On January 18, 2018 first “Pre-induction” successful test of Agni-V was conducted.  Agni V is three stages, solid fueled, intercontinental ballistic missile (ICBM). The range of the Agni V is 5,500-5,800 KM, it is capable to carry warhead of 1,500 Kg.  Later in June 2018, canister-launch test of Agni V was carried out.  The canister-launch version of the missile enables the quick transport of the missile and provides the capability to launch it anywhere. Canister launch of the Agni-V will lower the nuclear threshold in the region and increase the crisis instability. Consequently, according to the report, India is working to incorporate MIRVs technology with Agni V for its credible second-strike capability.
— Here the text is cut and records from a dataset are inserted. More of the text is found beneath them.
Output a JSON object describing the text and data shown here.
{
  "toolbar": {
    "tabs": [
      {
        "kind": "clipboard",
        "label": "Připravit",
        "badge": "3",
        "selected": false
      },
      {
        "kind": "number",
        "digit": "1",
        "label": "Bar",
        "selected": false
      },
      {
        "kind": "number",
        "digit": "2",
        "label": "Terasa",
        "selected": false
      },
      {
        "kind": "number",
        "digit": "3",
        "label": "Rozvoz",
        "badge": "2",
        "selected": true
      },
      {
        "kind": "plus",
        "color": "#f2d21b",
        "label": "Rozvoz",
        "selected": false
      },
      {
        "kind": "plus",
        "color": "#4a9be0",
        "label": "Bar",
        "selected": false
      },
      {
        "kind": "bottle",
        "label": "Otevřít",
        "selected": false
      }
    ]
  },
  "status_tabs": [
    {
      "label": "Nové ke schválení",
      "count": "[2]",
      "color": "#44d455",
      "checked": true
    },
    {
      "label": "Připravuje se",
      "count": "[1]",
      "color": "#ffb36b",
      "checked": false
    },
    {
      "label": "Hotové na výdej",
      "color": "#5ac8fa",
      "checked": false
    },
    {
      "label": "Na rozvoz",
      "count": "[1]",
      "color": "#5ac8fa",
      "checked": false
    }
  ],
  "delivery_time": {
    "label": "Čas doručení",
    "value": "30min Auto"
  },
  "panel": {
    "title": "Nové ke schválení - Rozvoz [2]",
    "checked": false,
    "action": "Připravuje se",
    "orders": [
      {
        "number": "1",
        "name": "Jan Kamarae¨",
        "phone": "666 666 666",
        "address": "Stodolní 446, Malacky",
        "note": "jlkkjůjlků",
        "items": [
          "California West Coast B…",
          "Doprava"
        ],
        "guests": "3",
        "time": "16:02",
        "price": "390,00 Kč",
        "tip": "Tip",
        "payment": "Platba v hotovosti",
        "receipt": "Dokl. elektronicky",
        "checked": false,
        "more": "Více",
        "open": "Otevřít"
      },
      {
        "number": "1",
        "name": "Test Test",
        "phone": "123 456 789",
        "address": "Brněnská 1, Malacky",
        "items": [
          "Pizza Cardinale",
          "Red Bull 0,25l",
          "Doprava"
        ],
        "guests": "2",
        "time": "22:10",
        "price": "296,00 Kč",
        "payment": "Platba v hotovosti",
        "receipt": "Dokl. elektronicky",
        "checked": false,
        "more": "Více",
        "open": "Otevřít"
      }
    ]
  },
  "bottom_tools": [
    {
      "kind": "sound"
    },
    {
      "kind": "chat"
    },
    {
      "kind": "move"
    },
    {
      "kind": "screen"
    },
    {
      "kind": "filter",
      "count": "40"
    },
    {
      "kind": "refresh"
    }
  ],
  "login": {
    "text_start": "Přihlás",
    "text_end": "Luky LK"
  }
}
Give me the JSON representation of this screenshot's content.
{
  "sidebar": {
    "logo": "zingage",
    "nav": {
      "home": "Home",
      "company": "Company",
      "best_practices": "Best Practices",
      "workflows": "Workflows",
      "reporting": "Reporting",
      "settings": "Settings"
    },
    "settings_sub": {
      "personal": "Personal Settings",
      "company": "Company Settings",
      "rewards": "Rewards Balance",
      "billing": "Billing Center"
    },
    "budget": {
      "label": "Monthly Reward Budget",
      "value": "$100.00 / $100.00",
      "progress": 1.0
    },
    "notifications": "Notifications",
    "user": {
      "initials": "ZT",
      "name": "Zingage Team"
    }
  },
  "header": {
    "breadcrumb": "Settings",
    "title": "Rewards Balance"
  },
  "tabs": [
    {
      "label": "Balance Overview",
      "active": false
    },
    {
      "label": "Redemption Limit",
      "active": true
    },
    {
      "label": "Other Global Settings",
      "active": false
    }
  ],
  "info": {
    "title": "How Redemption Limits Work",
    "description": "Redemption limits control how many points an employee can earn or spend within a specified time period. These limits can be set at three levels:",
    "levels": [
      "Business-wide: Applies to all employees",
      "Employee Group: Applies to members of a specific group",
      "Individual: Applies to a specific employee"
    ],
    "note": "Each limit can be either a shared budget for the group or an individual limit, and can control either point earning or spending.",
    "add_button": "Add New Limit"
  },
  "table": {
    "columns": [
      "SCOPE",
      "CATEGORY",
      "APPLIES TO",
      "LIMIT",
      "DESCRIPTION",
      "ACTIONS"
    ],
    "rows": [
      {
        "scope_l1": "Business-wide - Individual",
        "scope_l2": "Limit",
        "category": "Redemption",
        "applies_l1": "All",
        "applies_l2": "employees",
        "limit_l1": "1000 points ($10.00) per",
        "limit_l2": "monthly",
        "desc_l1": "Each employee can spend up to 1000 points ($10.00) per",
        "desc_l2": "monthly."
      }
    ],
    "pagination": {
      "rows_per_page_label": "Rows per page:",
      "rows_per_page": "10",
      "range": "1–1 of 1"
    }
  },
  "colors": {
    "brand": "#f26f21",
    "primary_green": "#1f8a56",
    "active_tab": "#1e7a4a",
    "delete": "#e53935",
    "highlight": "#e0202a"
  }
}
The objective of first three nuclear missiles (Agni-I, Agni II, Agni III) was to counter Pakistan, whereas the other missiles of the series (Agni-IV, Agni-V) are capable to hit the China due to the longer ranges. The successful canister launch test of Agni V demonstrates that the soon nuclear capable missile will be inducted into Indian Strategic nuclear command. The Canister-launch of the Agni-V will reduce the launch time and pairing it with MIRV technology will have destabilizing effect on the deterrence and strategic balance of Asia. The induction and introduction of operation ready Agni-V will have serious repercussions for geostrategic landscape of region.

India’s latest developments and missile proliferation indicates the India’s shift to acquire more offensive capabilities. Presently, India’s focus to increase the range of its missiles and shift from liquid to solid fueled missiles to enhance the level of readiness  and tri-service operation of nuclear-tipped missile. These developments are providing pre-emptive capabilities to the India that is inconsistent with the India’s nuclear posture of “Credible Minimum Deterrence”.  India’s offensive conventional and missile capabilities deterrence stability negatively influence the security architecture of region. Therefore, canister launch of Agni-V; marked by advance range, accuracy, payload and higher level of readiness has not only increased the security dilemma and instability in the region but it is also threatening its’ neighboring states with its military buildup.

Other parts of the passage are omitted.